The defensive players have found Williams to be a howling breath of fresh air. They buy what he is selling because they know he cares and they know he knows his stuff.
“Players can smell and feel and know whether you’re conning ’em faster than coaches do, because they see the personal side,” Williams said. “So, yeah, I push, prod, and attitude does come first. And I tell ’em attitude is everything, pick a good one today.”
Vitt is walking, breathing attitude himself.
“It’s the No. 1 priority,” he said. “If you’re trying to win a world championship, which we’re trying to do right here, attitude takes precedence. The ability to come to work every day and be accountable to what you’re doing, to have great passion for what you’re doing, to have trust in your teammates, and you get 53 players walking as one to get a job done — you do that, you’re pretty damn good in this league.
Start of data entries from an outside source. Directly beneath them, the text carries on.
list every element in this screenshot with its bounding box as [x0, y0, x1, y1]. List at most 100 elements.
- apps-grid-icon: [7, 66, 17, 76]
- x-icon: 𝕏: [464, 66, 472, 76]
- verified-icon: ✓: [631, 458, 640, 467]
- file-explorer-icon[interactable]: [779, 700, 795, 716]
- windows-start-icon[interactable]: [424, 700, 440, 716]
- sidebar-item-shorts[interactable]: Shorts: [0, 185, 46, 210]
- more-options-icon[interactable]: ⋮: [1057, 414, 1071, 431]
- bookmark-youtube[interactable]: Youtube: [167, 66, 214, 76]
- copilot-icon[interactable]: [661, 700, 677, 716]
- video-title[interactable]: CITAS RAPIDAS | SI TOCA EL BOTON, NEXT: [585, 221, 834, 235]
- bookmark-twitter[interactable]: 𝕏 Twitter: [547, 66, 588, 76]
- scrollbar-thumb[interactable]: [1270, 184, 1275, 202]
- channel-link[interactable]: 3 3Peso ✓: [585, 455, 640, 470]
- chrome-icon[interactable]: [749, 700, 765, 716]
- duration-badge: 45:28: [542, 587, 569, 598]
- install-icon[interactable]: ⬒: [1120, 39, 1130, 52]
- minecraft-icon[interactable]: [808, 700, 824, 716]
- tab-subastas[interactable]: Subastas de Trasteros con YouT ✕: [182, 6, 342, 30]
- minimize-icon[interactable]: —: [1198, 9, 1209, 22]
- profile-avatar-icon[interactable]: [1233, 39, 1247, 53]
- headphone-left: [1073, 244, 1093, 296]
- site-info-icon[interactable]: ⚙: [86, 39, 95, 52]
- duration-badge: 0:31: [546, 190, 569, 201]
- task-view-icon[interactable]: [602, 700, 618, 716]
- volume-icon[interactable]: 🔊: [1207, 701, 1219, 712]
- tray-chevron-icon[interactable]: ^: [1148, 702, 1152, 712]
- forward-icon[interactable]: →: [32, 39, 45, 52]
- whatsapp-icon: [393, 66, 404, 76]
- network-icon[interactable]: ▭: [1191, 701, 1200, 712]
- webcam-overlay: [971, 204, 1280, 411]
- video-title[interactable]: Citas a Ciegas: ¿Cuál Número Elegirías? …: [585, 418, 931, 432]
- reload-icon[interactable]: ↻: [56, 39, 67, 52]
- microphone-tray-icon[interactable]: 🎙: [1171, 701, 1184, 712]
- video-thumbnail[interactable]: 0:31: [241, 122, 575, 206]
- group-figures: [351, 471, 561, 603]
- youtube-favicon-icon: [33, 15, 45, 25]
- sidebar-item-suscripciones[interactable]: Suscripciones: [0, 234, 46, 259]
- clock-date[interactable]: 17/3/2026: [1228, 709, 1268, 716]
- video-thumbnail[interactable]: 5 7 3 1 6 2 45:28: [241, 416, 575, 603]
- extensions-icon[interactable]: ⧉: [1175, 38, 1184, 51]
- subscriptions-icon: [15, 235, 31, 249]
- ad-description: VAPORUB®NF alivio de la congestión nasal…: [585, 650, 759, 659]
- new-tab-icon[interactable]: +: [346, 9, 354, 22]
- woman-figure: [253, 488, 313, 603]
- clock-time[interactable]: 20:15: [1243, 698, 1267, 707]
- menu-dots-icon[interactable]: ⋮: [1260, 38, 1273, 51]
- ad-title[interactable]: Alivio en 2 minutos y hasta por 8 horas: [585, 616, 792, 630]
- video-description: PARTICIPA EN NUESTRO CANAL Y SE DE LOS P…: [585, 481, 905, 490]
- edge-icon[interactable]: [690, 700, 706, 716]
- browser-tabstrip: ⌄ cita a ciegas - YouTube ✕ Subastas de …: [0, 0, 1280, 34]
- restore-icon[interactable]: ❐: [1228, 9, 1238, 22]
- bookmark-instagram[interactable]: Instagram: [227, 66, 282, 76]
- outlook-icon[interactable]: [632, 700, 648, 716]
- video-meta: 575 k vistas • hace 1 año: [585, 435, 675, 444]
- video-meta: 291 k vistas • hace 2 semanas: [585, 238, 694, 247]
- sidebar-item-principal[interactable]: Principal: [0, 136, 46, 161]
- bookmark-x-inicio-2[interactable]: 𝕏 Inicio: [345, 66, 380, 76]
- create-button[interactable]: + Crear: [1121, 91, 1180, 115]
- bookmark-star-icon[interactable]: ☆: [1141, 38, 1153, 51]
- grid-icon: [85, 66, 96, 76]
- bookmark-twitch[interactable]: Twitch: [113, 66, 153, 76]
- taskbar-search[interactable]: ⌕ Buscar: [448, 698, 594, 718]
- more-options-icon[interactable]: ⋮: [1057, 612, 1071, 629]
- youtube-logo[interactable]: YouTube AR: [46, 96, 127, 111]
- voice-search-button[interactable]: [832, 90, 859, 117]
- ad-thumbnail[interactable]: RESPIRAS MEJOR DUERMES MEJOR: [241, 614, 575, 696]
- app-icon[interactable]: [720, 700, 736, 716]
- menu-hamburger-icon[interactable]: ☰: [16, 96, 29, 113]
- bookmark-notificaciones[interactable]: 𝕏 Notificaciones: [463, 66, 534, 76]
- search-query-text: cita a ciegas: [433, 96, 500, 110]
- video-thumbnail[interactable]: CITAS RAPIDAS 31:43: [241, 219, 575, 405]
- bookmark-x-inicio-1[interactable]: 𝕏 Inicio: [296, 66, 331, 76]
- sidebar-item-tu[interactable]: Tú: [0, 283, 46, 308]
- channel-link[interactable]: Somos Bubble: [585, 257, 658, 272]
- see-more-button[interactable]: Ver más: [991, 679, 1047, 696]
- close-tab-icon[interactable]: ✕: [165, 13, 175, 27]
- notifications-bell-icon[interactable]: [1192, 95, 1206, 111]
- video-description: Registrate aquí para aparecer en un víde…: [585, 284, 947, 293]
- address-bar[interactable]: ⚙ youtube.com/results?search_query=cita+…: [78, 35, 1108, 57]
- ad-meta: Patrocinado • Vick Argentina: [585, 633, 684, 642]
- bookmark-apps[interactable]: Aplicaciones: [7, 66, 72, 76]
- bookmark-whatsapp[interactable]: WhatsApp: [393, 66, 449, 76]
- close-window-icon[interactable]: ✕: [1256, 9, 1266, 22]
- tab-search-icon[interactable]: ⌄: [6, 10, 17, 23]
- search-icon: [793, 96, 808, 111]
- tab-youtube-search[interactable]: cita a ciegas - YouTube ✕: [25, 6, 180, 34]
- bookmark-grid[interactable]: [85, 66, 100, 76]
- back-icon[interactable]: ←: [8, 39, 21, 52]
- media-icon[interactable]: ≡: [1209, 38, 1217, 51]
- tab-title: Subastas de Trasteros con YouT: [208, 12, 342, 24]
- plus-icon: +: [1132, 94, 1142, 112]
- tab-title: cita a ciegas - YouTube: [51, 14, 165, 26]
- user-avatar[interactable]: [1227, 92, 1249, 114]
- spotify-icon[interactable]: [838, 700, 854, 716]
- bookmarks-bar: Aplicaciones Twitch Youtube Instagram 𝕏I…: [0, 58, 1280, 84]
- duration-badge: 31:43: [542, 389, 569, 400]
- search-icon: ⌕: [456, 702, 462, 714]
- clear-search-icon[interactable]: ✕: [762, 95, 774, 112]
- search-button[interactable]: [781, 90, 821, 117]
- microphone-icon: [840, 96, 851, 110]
So culture comes first, attitude comes first, and you certainly want to surround yourself with those type of people.”
Culture Club.
“The reason I keep getting hired is culture,” Williams said. “Culture beats strategy any day of the week. It’s about how you find ways yourself to be tougher. How you find ways to play harder, play smarter, for longer, than any opponent you go against.”
Then it is find ball, see ball, get ball.
“Gregg and I have a lot of history,” Vitt said. “When we won a world championship in New Orleans, we got pressure on the quarterback, we affected the quarterback and we didn’t have Von Miller there either.”
It will be compelling theater if they can make history together again, considering their history.